El rubio se puso en pie, sobresaltado. Le encantaba subir al pajarete justo antes de una gran tormenta. Sobre la vieja torre, podía sentir la tempestad formándose sobre él; oler el diluvio mientras se acercaba, y disfrutar de la tensa calma que precede a la tempestad.
Sin embargo, no había subido al cerro para fantasear entre las ruinas de la torre. Estaba allí de guardia, para espiar al viento y dar la voz de alarma si las nubes gordas se acercaban.
Dobló la manta que su madre le había dado para combatir el frío de las noches primaverales, tan sigiloso y traicionero que calaba los pulmones y echaba raíces como una mala hierba. Si esto te ocurría, sólo podías encomendarte a las monjas de la casa de socorro, y a las medicinas de la despensería; eso si podías pagarlas, claro está. Y para poder pagarlas, la lluvia no debía mojar los capullos del algodón.
Se echó la manta al hombro y, con cara de miedo, el pequeño vigía de ocho años corrió cerro abajo.
Cuando llegó al pueblo, el trueno ya había movilizado a los jornaleros. No tenía que dar la alarma, así que recuperó el aliento y se dirigió hacia su casa.
Su padre llevaba un buen rato nervioso, desesperado por la lentitud de los más pequeños.
– ¡Vamos, gandules, que se moja el algodón!

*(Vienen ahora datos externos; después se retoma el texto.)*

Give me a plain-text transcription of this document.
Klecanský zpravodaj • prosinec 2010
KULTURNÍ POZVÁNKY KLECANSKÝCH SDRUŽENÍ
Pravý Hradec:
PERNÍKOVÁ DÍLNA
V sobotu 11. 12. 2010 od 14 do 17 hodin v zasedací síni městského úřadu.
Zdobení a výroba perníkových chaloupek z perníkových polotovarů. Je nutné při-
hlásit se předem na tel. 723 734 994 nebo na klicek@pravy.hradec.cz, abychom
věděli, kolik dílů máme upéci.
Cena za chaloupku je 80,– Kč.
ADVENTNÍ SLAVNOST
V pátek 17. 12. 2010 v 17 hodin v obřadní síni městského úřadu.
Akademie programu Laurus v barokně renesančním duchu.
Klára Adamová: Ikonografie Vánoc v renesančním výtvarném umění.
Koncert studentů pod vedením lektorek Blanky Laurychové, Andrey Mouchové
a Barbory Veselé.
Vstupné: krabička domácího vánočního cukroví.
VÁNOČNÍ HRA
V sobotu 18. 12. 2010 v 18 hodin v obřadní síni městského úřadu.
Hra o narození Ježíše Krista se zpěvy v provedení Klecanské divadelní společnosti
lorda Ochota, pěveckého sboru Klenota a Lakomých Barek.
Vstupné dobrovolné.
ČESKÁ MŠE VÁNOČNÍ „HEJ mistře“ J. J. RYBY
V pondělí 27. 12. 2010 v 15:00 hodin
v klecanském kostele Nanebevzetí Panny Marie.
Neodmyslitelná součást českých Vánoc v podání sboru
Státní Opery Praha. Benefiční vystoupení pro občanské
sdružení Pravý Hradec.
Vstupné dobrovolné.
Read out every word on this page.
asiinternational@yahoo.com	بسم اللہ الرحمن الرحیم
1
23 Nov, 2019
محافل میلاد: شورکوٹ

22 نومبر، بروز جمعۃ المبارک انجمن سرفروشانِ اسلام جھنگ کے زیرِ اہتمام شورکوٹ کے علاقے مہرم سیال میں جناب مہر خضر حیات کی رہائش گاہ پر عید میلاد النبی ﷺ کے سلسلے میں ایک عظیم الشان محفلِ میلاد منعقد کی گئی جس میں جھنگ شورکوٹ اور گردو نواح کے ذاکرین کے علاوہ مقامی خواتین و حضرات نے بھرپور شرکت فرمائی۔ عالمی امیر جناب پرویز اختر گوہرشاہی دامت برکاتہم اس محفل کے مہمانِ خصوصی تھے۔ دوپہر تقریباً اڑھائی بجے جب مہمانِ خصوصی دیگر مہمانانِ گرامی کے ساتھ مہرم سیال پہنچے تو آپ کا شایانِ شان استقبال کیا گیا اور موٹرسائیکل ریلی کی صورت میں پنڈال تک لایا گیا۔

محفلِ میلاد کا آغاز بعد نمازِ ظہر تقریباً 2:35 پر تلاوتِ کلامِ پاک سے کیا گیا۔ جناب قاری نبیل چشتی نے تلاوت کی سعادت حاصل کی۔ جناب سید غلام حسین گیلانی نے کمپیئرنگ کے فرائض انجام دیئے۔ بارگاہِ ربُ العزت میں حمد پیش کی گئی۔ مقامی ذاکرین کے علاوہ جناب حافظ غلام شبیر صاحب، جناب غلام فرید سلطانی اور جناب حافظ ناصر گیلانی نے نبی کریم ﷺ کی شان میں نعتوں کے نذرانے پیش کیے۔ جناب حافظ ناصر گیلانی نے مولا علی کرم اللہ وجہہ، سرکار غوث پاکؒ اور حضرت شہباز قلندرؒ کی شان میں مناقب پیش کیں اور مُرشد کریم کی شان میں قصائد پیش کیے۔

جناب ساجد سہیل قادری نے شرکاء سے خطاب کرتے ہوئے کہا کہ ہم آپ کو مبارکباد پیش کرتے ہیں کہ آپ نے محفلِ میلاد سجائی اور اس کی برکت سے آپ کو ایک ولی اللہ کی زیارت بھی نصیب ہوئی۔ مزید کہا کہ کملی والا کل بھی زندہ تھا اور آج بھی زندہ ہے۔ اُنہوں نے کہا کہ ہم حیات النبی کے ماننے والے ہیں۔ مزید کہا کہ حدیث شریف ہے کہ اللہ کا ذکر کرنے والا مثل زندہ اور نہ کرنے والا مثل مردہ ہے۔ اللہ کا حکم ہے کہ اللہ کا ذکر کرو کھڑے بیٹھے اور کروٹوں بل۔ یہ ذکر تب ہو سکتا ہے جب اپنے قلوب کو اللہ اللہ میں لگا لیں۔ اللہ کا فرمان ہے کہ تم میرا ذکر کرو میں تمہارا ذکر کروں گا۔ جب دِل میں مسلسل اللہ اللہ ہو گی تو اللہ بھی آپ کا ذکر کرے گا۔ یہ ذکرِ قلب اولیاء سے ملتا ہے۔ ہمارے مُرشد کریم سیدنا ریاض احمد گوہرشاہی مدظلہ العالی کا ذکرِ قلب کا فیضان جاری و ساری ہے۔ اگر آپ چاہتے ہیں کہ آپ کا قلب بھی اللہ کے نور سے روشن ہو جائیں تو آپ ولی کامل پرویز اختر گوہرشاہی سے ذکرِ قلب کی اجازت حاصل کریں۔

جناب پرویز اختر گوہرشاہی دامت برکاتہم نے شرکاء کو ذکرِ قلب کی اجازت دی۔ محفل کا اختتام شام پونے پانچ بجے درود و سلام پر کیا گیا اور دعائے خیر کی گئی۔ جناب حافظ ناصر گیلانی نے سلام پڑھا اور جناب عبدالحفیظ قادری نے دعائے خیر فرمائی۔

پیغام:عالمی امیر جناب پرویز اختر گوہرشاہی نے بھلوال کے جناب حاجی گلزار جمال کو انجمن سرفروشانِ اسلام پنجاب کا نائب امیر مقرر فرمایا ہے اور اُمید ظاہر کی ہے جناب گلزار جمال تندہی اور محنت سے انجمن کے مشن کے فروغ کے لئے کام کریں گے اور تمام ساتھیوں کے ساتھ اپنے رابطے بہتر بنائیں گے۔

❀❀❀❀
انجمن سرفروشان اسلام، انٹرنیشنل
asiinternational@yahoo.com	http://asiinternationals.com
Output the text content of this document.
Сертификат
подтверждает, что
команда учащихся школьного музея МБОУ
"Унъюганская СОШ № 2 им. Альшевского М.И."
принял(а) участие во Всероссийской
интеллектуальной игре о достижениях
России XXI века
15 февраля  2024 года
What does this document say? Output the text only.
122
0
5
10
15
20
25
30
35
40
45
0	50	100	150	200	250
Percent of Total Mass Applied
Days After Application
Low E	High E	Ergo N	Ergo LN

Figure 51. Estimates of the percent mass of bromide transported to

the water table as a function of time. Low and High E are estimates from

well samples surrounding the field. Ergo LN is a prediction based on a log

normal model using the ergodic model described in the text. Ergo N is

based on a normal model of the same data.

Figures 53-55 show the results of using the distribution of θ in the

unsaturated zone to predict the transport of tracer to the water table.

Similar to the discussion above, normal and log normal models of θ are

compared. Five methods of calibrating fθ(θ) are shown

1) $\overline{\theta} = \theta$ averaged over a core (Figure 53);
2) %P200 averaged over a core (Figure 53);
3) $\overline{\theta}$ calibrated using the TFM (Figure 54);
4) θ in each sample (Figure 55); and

Somnolientos, los niños se desperezaron al calor de la chimenea. Tenían por delante una caminata larga, sin más luz que la de un candil de aceite. Es curioso que, a pesar de que la noche arreciaba y el viento arrastraba ruidos inciertos, a aquellos niños que apenas contaban siete años de edad, les daba menos miedo la tormenta que su maestro del colegio, Don José, firme creyente de que, a golpes con la regla, cualquier niño aprendía a leer. Por suerte o por desgracia, había llegado el tiempo de recolectar el algodón, y cualquier ayuda era bienvenida, así que tocaba cambiar el pupitre por la dureza del campo.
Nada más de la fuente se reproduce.